Chercheuse et artiste passionnée par les thèmes sociaux, la Suisse Ursula Biemann présente au Musée d'art contemporain une vidéo qui associe la pollution causée par les sables bitumineux albertains et la lutte des Bangladais contre une eau toujours plus envahissante.

Il y a deux ans, Ursula Biemann a présenté à la conférence Petrocultures, à Edmonton, une oeuvre vidéo intitulée Black Sea Files: Artistic Practice in the Field. La conférence examinait le rôle de l'industrie pétrolière dans la transformation sociale, culturelle et politique du Canada. En phase avec ce sujet, la vidéo évoque les intérêts pétroliers transnationaux et l'impact de cette industrie sur les populations. On peut la voir sur le site de l'artiste, geobodies.org.

Ursula Biemann a souhaité poursuivre ses investigations dans ce champ large et délicat, mais avec la casquette d'une géographe plutôt que celle d'une anthropologue, précise-t-elle en entretien téléphonique avec La Presse. Elle ajoute qu'elle s'intéresse aux matières premières « dans la mesure où elles ont des interactions avec les êtres humains ».

Elle avait profité de son séjour en Alberta pour aller tourner des images à Fort McMurray, là où sont exploités les sables bitumineux. Auparavant, elle s'était rendue au Bangladesh pour constater à quel point les populations côtières ont du mal à maîtriser la force des eaux du golfe du Bengale et de celles provenant de la fonte des neiges et des glaces himalayennes.
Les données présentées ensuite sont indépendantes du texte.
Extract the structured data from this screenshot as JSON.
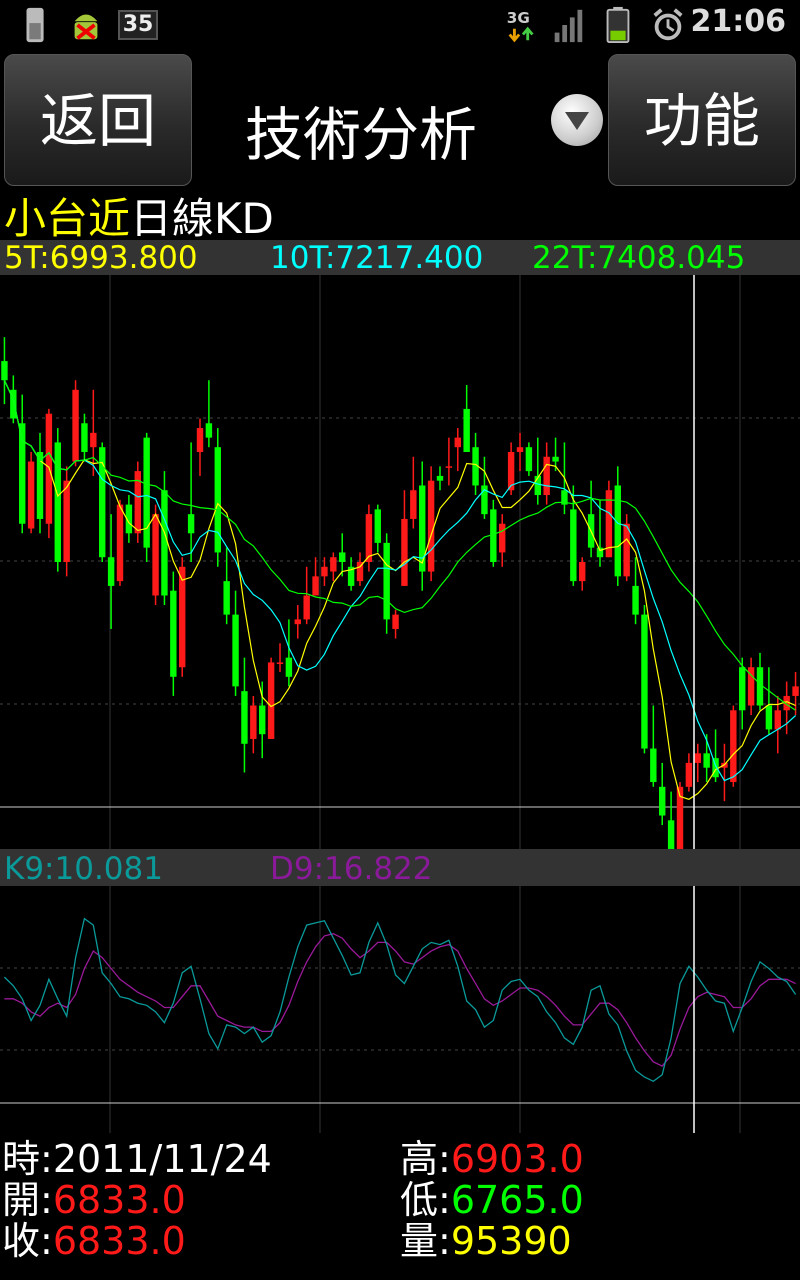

De l'Alberta au Bangladesh

Les questions liées à l'eau éveillent son intérêt depuis des années. Elle a réalisé, en 2012, l'installation vidéo Egyptian Chemistry, dans laquelle elle aborde notamment les défis hydrauliques, sociaux et économiques auxquels font face les populations riveraines du Nil.

Quand elle s'est retrouvée en Alberta, elle a compris qu'elle serait capable de lier la situation au Bangladesh à celle des champs pétrolifères albertains. Elle présente donc à la Biennale de Montréal Deep Weather, une vidéo qui met en relief la pollution de l'environnement albertain et celle de la nappe souterraine locale.

«J'ai appelé la vidéo Deep Weather parce que tout ce pétrole entre dans l'aquifère. C'est vraiment grave, car ce sont des dégâts qui prendront des siècles à s'atténuer. C'est une catastrophe à tous égards», laisse savoir Ursula Biemann.

Les images aériennes d'Ursula Biemann montrent la désolation d'immenses territoires pollués, notamment la rivière Athabasca. Ses prises de vue au Bangladesh sont tout aussi saisissantes. Dans le cas albertain, on assiste aux effets d'une intervention humaine en porte-à-faux avec la préservation des ressources vitales de la planète, soit les sols et l'eau. Dans l'autre cas, au Bangladesh, l'intervention humaine tend à corriger les effets du réchauffement climatique sur les sols et l'eau.

Cas locaux, problèmes mondiaux

La vidéo, explique Ursula Biemann, aborde une «question planétaire» avec deux cas locaux liés aux mêmes problèmes de régulation du climat mondial et d'exploitation durable des ressources.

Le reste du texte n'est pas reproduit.